Henri Grouès est interné fin 1957 dans une clinique psychiatrique près de Genève (Suisse) où il subit un « traitement de choc ». Soucieux de sa libération, le secrétaire général adjoint de l’épiscopat envisage, si l’abbé était « incurable », de lui trouver « une clinique ou un asile qui l’abriterait jusqu’à la fin de ses jours » ; ou s’il se rétablit pour l’orienter « vers un ministère de dévouement silencieux, au cœur d’un pays sous-alimenté, dans un hôpital de brousse, dans un village de lépreux ».

L’abbé quitte finalement la clinique en 1958. Malgré des inquiétudes internes quant à sa reprise d’activité, il envisage des voyages au Liban, en Inde, etc.

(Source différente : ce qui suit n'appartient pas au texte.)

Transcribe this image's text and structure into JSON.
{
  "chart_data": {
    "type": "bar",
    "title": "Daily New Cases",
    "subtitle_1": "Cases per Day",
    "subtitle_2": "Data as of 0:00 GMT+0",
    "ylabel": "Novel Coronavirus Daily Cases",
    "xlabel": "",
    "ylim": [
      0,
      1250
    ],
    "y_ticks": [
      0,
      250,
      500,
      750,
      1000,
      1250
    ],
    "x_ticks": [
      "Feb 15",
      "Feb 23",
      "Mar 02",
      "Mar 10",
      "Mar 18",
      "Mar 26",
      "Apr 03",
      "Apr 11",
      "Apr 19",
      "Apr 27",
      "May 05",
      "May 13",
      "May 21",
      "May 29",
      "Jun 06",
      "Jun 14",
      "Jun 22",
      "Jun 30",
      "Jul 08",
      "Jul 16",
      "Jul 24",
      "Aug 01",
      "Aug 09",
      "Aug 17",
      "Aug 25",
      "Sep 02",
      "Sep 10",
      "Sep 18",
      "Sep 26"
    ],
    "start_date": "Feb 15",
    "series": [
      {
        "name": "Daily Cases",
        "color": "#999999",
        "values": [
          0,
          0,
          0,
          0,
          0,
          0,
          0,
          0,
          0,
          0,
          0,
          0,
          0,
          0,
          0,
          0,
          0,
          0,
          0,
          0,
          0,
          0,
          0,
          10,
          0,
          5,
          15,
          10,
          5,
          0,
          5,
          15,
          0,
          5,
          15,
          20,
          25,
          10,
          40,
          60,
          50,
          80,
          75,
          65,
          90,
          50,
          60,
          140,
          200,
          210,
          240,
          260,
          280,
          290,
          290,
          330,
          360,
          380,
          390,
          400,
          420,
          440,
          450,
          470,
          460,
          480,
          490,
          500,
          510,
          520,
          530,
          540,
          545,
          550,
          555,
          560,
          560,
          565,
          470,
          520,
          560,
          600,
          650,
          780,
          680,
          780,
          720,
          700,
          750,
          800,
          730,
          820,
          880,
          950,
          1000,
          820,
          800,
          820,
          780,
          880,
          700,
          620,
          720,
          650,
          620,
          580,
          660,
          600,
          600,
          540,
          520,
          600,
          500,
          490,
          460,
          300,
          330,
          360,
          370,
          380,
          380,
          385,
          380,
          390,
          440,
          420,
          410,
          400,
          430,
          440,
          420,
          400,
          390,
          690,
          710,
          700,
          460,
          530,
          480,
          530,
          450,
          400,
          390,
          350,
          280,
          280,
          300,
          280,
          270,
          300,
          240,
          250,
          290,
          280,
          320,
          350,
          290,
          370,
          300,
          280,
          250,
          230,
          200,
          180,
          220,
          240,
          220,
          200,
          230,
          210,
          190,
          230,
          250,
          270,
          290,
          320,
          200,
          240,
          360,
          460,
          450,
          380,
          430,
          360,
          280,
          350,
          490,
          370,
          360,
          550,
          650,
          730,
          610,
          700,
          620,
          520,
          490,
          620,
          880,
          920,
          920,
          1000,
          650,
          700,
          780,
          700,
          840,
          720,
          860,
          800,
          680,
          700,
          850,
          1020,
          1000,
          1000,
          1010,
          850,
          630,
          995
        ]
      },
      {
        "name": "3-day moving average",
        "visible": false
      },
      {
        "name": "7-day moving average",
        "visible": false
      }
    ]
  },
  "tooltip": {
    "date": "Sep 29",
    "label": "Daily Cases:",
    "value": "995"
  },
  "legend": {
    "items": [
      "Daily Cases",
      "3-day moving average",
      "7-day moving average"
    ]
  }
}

Au fil des années, diverses « limites » lui ont été imposées : surveillance par un compagnon (« socius »), interdiction de se confesser, de parler en public, etc. Jusqu’où l’information s’est-elle répandue ? Le pape François a affirmé mi-septembre que le Vatican était au courant, au moins depuis sa mort en 2007, des accusations de violences sexuelles.

Cependant, en janvier 1959, la nonciature apostolique écrit à Jean-Marie Villot pour lui transmettre le message que « le Saint-Siège ordonne à M. l’Abbé Pierre de suspendre immédiatement le voyage qu’il compte effectuer au Canada ».